Generous Scots who read her inspirational story donated £10,000 to help the Cambodian student learn the skills needed to help landmine amputees in her home country.
After the 30-year-old graduated in last week, she said: "I would like to say a big thank-you to all those people.
"This means so much to me and my family and my country.
"I can now serve the people with disability in my country and can help train other professionals from low income nations."
Using coursework emailed to her home in Phnom Penh, Sisary has become an expert in making and fitting artificial limbs and braces.
Retired teacher Sue Walters, from Glasgow, spearheaded the campaign to help fund Sisary's place on Strathclyde University's world acclaimed rehab studies course. And she was in the audience at the uni's Barony Hall to watch Sisary collect her degree.
The pair met by chance in 2001 when Sisary was in Scotland for a conference on prosthetics and Sue contacted the Sunday Mail for help.
Sue said: "I knew right away she would make a difference in her home country if she got the right training.
"And after the piece appeared in the Sunday Mail, lots of people got in touch to say they wanted to help but we had to keep it going to fund Sisary's whole course.
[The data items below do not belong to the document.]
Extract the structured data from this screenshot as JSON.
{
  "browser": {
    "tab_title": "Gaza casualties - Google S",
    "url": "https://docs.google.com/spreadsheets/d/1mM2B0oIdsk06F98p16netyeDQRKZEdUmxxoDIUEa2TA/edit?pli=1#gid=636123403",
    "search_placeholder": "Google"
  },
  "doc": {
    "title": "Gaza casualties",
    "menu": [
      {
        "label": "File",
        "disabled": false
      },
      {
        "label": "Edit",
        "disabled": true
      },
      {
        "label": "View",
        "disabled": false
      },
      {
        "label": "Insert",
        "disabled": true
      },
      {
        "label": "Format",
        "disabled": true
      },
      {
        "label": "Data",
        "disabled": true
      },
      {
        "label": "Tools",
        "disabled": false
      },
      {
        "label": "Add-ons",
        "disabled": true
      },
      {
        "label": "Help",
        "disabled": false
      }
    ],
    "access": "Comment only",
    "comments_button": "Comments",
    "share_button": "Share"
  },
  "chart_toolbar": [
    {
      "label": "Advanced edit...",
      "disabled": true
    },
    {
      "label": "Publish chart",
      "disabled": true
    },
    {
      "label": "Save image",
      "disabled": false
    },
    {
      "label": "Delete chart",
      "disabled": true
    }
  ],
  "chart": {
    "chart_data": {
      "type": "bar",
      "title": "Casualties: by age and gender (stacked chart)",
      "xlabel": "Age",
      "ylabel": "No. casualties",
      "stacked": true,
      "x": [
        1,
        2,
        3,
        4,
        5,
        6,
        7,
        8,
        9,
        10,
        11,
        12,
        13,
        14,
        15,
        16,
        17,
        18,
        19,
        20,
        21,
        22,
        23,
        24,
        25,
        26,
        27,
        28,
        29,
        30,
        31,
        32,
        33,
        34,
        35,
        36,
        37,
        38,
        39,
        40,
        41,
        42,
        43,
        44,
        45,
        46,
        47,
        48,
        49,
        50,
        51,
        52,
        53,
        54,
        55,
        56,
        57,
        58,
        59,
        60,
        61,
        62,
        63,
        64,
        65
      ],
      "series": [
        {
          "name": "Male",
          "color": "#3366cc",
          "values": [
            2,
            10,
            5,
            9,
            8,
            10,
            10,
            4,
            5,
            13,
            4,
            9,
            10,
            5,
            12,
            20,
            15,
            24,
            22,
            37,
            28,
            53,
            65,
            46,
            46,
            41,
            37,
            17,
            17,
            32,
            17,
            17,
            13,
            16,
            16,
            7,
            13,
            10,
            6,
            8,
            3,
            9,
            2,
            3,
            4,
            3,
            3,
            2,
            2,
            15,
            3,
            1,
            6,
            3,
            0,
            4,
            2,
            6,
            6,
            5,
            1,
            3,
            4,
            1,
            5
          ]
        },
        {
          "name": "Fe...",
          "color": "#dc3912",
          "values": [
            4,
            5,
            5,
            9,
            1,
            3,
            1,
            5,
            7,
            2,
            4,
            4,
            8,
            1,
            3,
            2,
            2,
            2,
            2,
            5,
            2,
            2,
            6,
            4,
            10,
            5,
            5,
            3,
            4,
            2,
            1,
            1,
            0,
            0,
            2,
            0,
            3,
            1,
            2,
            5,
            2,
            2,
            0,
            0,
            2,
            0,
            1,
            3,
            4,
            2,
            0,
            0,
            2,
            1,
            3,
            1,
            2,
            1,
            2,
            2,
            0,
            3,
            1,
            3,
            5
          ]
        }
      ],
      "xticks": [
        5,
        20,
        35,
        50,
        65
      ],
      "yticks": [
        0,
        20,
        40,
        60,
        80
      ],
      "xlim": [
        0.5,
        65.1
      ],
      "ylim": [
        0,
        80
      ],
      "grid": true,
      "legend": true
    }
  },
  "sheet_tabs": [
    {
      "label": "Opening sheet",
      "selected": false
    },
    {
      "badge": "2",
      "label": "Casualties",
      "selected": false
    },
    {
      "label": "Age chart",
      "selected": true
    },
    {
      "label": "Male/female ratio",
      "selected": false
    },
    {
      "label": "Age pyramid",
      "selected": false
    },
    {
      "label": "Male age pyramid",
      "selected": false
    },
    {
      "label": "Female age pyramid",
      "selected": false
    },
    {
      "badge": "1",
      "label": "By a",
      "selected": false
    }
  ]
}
"More and more people heard about us over the years but we kept many of the original readers who donated.
"One woman died and her husband wrote to me to say he wanted to keep making donations on her behalf. It was that important to her."
Landmines scattered by the Khmer Rouge in the 1970s are still wreaking havoc in Cambodia and Sisary treats thousands of people who've lost limbs.
Illnesses such as polio, long-since wiped out in the UK, are rife in the poverty-stricken country - leaving many kids with limb deformities.
Mum-of-two Sue, 66, said: "Sisary is determined her education is used to help educate others in her homeland. She really is inspiring.
"She's like my daughter and she calls me 'mother'."
Sisary, who works for the Cambodia Trust charity, said: "I can't thank Sue enough for what she's done.
"I can't find the words to say how I feel about her."